Not at all. There are cultural expectations within each field of what kind of questions students expect to be on a test. If those expectations are violated by the test, students will reasonably be distracted, second-guess themselves, etc.

krisoft 4 days ago | parent | prev | next [-]

You can argue until the cows come home. The point is that they claim without evidence that humans are not suspectible to this kind of distraction.

If they want to estabilish this as a fact there is a trivialy easy experiment they can conduct.

“Someone on hacker news strongly feels it is true, and is willing to argue the case with witty comments.” is not how scientific knowledge is estabilished. We either have done the experiments and have the data, or we don’t.

imtringued 3 days ago | parent [-]

The answer is three apples.

ACCount36 4 days ago | parent | prev [-]

You think too highly of humans.

Humans are not reliable.
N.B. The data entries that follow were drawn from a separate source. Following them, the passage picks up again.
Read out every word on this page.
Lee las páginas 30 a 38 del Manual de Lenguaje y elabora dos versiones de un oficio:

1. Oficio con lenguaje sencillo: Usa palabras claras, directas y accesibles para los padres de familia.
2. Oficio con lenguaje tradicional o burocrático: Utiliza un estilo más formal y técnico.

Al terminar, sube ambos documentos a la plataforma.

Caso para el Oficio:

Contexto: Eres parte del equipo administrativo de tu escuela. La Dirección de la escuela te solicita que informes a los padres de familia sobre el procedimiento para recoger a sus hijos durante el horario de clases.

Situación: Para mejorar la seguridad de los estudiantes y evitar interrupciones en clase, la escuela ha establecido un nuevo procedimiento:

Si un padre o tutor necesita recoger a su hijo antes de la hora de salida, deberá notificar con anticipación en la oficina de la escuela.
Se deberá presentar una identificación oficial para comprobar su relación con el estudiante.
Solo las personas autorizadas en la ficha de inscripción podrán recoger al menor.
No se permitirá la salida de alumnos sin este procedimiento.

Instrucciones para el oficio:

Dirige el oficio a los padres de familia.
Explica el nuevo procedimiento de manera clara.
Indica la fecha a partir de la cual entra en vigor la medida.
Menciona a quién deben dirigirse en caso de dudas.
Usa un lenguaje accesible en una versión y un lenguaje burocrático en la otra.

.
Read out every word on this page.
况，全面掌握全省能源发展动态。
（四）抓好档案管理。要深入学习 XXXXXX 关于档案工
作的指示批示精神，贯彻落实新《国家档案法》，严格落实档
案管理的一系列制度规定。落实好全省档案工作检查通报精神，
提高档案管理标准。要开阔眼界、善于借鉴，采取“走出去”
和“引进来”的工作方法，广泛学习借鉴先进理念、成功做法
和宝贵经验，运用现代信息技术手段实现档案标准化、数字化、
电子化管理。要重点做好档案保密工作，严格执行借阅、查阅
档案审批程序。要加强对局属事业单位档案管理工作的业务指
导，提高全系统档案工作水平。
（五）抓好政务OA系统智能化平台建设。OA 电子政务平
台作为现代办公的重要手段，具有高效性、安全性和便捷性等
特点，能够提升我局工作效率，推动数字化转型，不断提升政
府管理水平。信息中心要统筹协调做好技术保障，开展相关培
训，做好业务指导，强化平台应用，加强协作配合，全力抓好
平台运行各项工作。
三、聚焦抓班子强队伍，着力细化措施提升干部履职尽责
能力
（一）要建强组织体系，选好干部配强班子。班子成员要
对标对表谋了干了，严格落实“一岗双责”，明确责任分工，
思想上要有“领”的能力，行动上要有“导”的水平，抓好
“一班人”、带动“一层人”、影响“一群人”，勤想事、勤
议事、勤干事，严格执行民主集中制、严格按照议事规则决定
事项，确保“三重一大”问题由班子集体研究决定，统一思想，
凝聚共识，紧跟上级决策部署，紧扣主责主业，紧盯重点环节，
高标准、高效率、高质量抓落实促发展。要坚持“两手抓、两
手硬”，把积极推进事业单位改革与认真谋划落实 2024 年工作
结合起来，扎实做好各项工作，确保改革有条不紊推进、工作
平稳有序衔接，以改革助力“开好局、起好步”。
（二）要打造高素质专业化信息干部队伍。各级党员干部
For every "no human would make this kind of mistake", you can find dozens to hundreds of thousands of instances of humans making this kind of mistake.

const_cast 4 days ago | parent | next [-]

That's just because there's a lot of humans and we're doing a lot of things, all the time.

Humans are pretty good at not making mistakes in high-reasoning scenarios. The problem is that humans make mistakes in everything pretty constantly. Like, even saying a word - people say the wrong word all the time.

So when we look at really easy tasks that can be trivially automated, like say adding 2 + 2, we say "humans are so stupid! Computer is smart!".

Because humans get 2 + 2 wrong 1% of the time, but computers always get it right.

But, as we know, this isn't how it works. Actually, humans are much smarter than computers, and it's not even close. Because intelligence is multi-dimensional. The thing is, that failure rate for humans stays pretty constant as the complexity of the task increases, to a degree. Whereas computers start failing more and more, and quickly. It's a very, VERY sharp cliff for algorithms.

LLMs take the cliff further, but they do not eliminate it.

margalabargala 4 days ago | parent | prev [-]

A reasonable person [0] would not make that mistake.

[0] https://en.m.wikipedia.org/wiki/Reasonable_person

ACCount36 4 days ago | parent [-]

[flagged]

dolebirchwood 4 days ago | parent | next [-]

If nothing else, you're certainly making your case stronger with each successive comment.

margalabargala 4 days ago | parent | prev [-]

No but I've read about them in books.

bugbuddy 4 days ago | parent | prev | next [-]

LLM’s source of “knowledge” is almost purely statistical. The prompt injections create statistical noise that make the token search a crapshoot. My guess is there are certain words and phrases that generate and amplifies the statistical noise.

throwanem 4 days ago | parent | prev [-]

I wonder if there's variation at play here in testing culture, whether spatially or temporally or both.